Natália, de setenta e dois em setenta e dois meses

Natália era linda, eu a amei, por ela fiz loucuras, dirigi toda a noite para encontrá-la na Ponte da Amizade, compramos bebidas de qualidade, um relógio de qualidade duvidosa e um par de tênis para cada um.

Podem até me perguntar: onde está a loucura em se fazer tudo isto? E eu respondo prontamente, foi no empréstimo bancário que fiz para custear a dita viagem.

Natália ainda era linda, cheia de viço, e por ela fiz um empréstimos cheio de vícios, 72 meses para pagar uma bebida de qualidade, um relógio de qualidade duvidosa e um tênis para cada um.

Eu devo confessar que nutro verdadeira admiração por aquele economista que criou o juro bancário, uma verdadeira arquitetura financeira, com previsões de andares que podem levá-lo até o cume da desfaçatez.

Incrédulo perguntava, como posso estar devendo dez, se já paguei por 4 anos, e o valor original era seis?

Progressões sempre me confundiram, particularmente as progressões geométricas, se aplicadas em juros bancários. Concluí que para pagar o empréstimo que havia feito para comprar produtos de origem nebulosa, exceto a bebida, que embriagava como as nacionais; teria que renovar o empréstimo, pelo mesmo prazo em que ele inicialmente me foi concedido, e para a minha alegria, na renovação me foi dado um valor complementar, que tornava a operação mais atraente, ainda mais atraente que a Natália, que continuava linda, porém quatro anos mais velha, ao contrário dos empréstimos que ficavam novinhos em folha, com a mencionada renovação; e eu continuava devendo por um prazo igual a aquele originariamente acertado...setenta e dois meses.

Existem animais que possuem a capacidade regenerar partes do corpo decepadas; assim como os empréstimos que recuperam o tempo decorrido, decepando as finanças do devedor; como os dramas copiam a natureza de forma trágica e como a Natália não se regenerava depois de cada intervalo das renovações.

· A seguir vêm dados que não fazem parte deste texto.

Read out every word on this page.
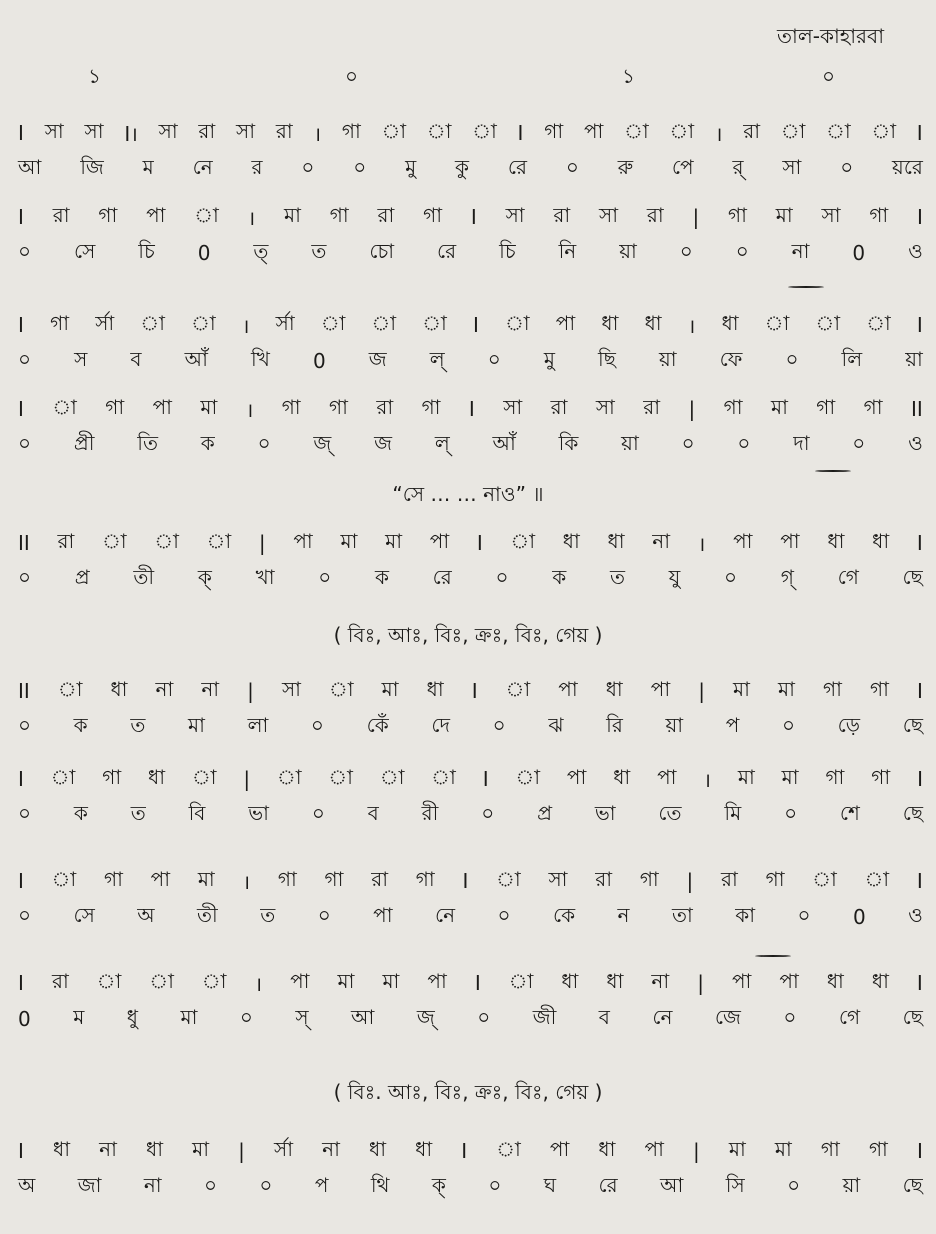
তাল-কাহারবা
১	০	১	০
I সা সা I। সা রা সা রা । গা া া া I গা পা া া । রা া া া I
আ জি ম নে র ০ ০ মু কু রে ০ রু পে র্ সা ০ য়রে
I রা গা পা া । মা গা রা গা I সা রা সা রা | গা মা সা গা I
০ সে চি 0 ত্ ত চো রে চি নি য়া ০ ০ না 0 ও
I গা র্সা া া । র্সা া া া I া পা ধা ধা । ধা া া া I
০ স ব আঁ খি 0 জ ল্ ০ মু ছি য়া ফে ০ লি য়া
I া গা পা মা । গা গা রা গা I সা রা সা রা | গা মা গা গা II
০ প্রী তি ক ০ জ্ জ ল্ আঁ কি য়া ০ ০ দা ০ ও
“সে … … নাও” ॥
II রা া া া | পা মা মা পা I া ধা ধা না । পা পা ধা ধা I
০ প্র তী ক্ খা ০ ক রে ০ ক ত যু ০ গ্ গে ছে
( বিঃ, আঃ, বিঃ, ক্রঃ, বিঃ, গেয় )
II া ধা না না | সা া মা ধা I া পা ধা পা | মা মা গা গা I
০ ক ত মা লা ০ কেঁ দে ০ ঝ রি য়া প ০ ড়ে ছে
I া গা ধা া | া া া া I া পা ধা পা । মা মা গা গা I
০ ক ত বি ভা ০ ব রী ০ প্র ভা তে মি ০ শে ছে
I া গা পা মা । গা গা রা গা I া সা রা গা | রা গা া া I
০ সে অ তী ত ০ পা নে ০ কে ন তা কা ০ 0 ও
I রা া া া । পা মা মা পা I া ধা ধা না | পা পা ধা ধা I
0 ম ধু মা ০ স্ আ জ্ ০ জী ব নে জে ০ গে ছে
( বিঃ. আঃ, বিঃ, ক্রঃ, বিঃ, গেয় )
I ধা না ধা মা | র্সা না ধা ধা I া পা ধা পা | মা মা গা গা I
অ জা না ০ ০ প থি ক্ ০ ঘ রে আ সি ০ য়া ছে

De setenta e dois meses em setenta e dois meses os contratos eram renovados, sempre oferecendo valores complementares, que impossibilitavam o pagamento da dívida e assistia à Natália completar mais setenta e dois meses de vida. Eu não podia deixar de ver, as renovações iam em rota de colisão, em direção à Natália, que ganhava uma idade de qualidade duvidosa, ainda que não tenhamos comprado sua idade do outro lado da Ponte da Amizade.

Uma obrigação a cumprir, sempre repetindo o prazo inicial, e uma ternura que sempre me levava a ver uma Natália linda; sim, ainda vejo a Natália linda... eu juro

-Não, juros não, nunca mais juros, eles sobravam no contrato de empréstimo.